ITAT Allows Section 54B Deduction Despite Non-Deposit in Capital Gains Account Scheme

ITAT allows Section 54B exemption despite non-deposit in Capital Gain Account Scheme.

Appeals cannot be refused registration for non-payment of deposit

Meetu Kumari | May 19, 2026 |

ITAT Allows Section 54B Deduction Despite Non-Deposit in Capital Gains Account Scheme

ITAT Allows Section 54B Deduction Despite Non-Deposit in Capital Gains Account Scheme

The Dehradun Bench of the Income Tax Appellate Tribunal (ITAT) on 15 May held that exemption under Section 54B of the Income-tax Act, 1961 cannot be denied merely because the assessee failed to deposit the unutilised capital gains in the Capital Gains Account Scheme, where the sale consideration was substantially invested in purchase of new agricultural land within the prescribed period. A Bench comprising Judicial Member Yogesh Kumar U.S. and Accountant Member Sanjay Awasthi dismissed the Revenue’s appeal against Rajesh Jain and upheld the relief granted by the Commissioner of Income Tax (Appeals). The tribunal noted that:

“Sub Section (4) is attracted only to a case where the sale consideration is not utilized either for purchase or for construction… It has no application to a case where the assessee invests the sale consideration… within the period stipulated.”

The assessee had filed return of income for AY 2016-17 declaring income from salary, house property, business and interest.

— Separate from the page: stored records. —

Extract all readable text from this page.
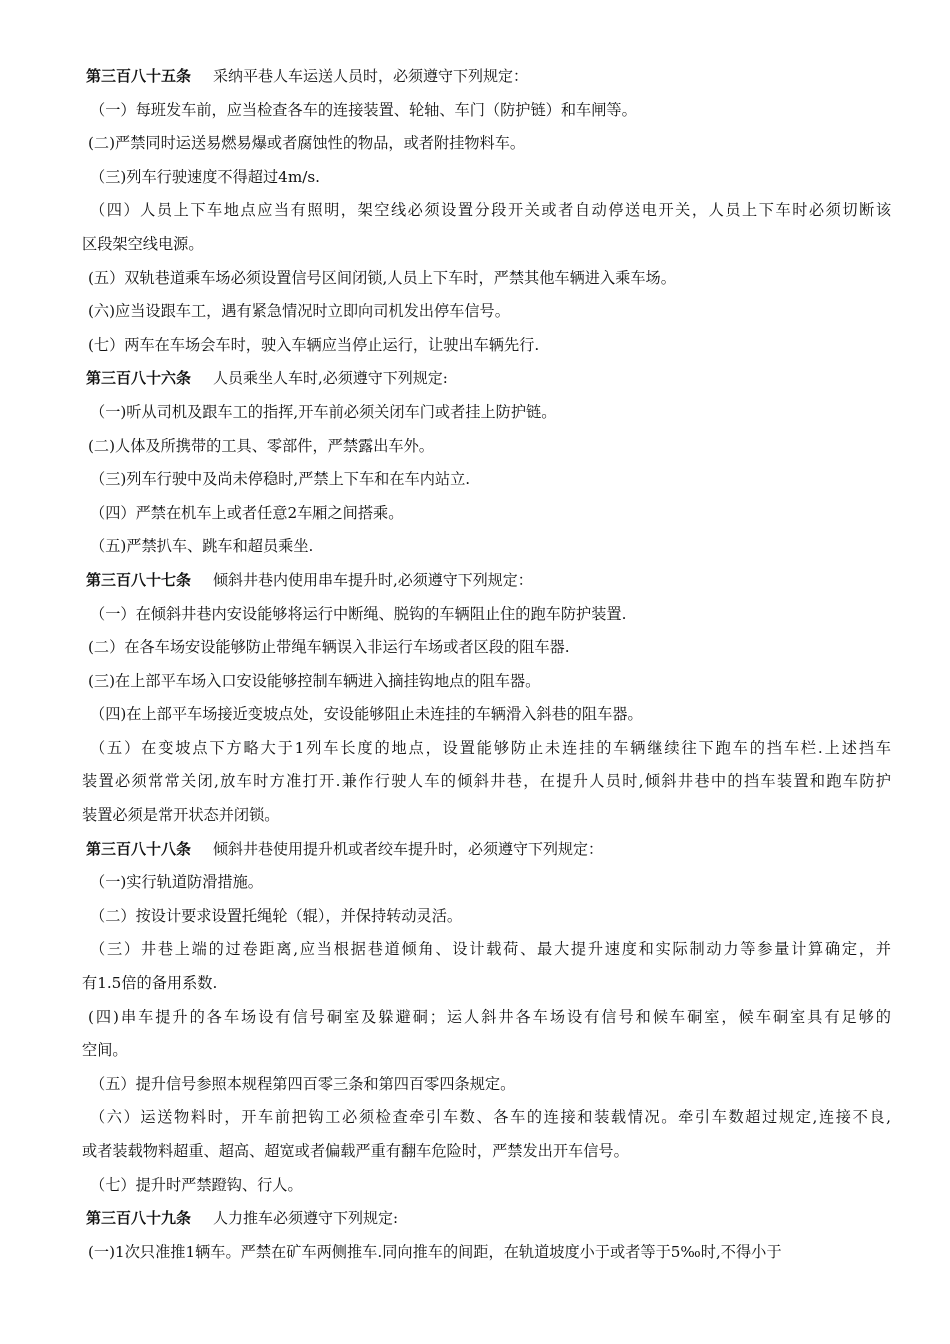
第三百八十五条 采纳平巷人车运送人员时，必须遵守下列规定：
（一）每班发车前，应当检查各车的连接装置、轮轴、车门（防护链）和车闸等。
(二)严禁同时运送易燃易爆或者腐蚀性的物品，或者附挂物料车。
（三)列车行驶速度不得超过4m/s.
（四）人员上下车地点应当有照明，架空线必须设置分段开关或者自动停送电开关，人员上下车时必须切断该
区段架空线电源。
(五）双轨巷道乘车场必须设置信号区间闭锁,人员上下车时，严禁其他车辆进入乘车场。
(六)应当设跟车工，遇有紧急情况时立即向司机发出停车信号。
(七）两车在车场会车时，驶入车辆应当停止运行，让驶出车辆先行.
第三百八十六条 人员乘坐人车时,必须遵守下列规定:
（一)听从司机及跟车工的指挥,开车前必须关闭车门或者挂上防护链。
(二)人体及所携带的工具、零部件，严禁露出车外。
（三)列车行驶中及尚未停稳时,严禁上下车和在车内站立.
（四）严禁在机车上或者任意2车厢之间搭乘。
（五)严禁扒车、跳车和超员乘坐.
第三百八十七条 倾斜井巷内使用串车提升时,必须遵守下列规定：
（一）在倾斜井巷内安设能够将运行中断绳、脱钩的车辆阻止住的跑车防护装置.
(二）在各车场安设能够防止带绳车辆误入非运行车场或者区段的阻车器.
(三)在上部平车场入口安设能够控制车辆进入摘挂钩地点的阻车器。
（四)在上部平车场接近变坡点处，安设能够阻止未连挂的车辆滑入斜巷的阻车器。
（五）在变坡点下方略大于1列车长度的地点，设置能够防止未连挂的车辆继续往下跑车的挡车栏.上述挡车
装置必须常常关闭,放车时方准打开.兼作行驶人车的倾斜井巷，在提升人员时,倾斜井巷中的挡车装置和跑车防护
装置必须是常开状态并闭锁。
第三百八十八条 倾斜井巷使用提升机或者绞车提升时，必须遵守下列规定：
（一)实行轨道防滑措施。
（二）按设计要求设置托绳轮（辊），并保持转动灵活。
（三）井巷上端的过卷距离,应当根据巷道倾角、设计载荷、最大提升速度和实际制动力等参量计算确定，并
有1.5倍的备用系数.
(四)串车提升的各车场设有信号硐室及躲避硐；运人斜井各车场设有信号和候车硐室，候车硐室具有足够的
空间。
（五）提升信号参照本规程第四百零三条和第四百零四条规定。
（六）运送物料时，开车前把钩工必须检查牵引车数、各车的连接和装载情况。牵引车数超过规定,连接不良,
或者装载物料超重、超高、超宽或者偏载严重有翻车危险时，严禁发出开车信号。
（七）提升时严禁蹬钩、行人。
第三百八十九条 人力推车必须遵守下列规定:
(一)1次只准推1辆车。严禁在矿车两侧推车.同向推车的间距，在轨道坡度小于或者等于5‰时,不得小于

During scrutiny proceedings under Section 143(3), the Assessing Officer disallowed deduction of Rs. 2.78 crore claimed under Section 54B on the ground that the assessee had failed to deposit the unutilised amount in the Capital Gains Account Scheme as required under Section 54B(2). An additional addition of Rs. 52,536 under Section 44AD was also made.

Before the CIT(A), the assessee contended that the capital gains arising from sale of agricultural land were substantially reinvested in purchase of new agricultural land within the statutory period of two years. The CIT(A) accepted the contention and deleted the disallowance. Aggrieved by the appellate relief, the Revenue approached the ITAT.

“The Revenue has not disputed the fact that the Assessee has spent the amount within the period of two years on purchase of agriculture lands.”

The Tribunal observed that the assessee had received total sale consideration of Rs. 2.92 crore and had invested Rs. 2.89 crore towards purchase of new agricultural lands within the permissible time period. It noted that the only objection raised by the Revenue was non-deposit of the amount in the Capital Gains Account Scheme.

Relying on the Karnataka High Court judgment in CIT vs. K. Ramachandra Rao, the Tribunal held that the requirement of deposit under the Capital Gains Account Scheme applies only where the sale consideration is not utilised before filing of return. Since the assessee had already invested the amount in purchase of agricultural land within the prescribed period, denial of exemption was unjustified.

Therefore, the ITAT upheld the order of the CIT(A) allowing deduction under Section 54B and dismissed the Revenue’s appeal.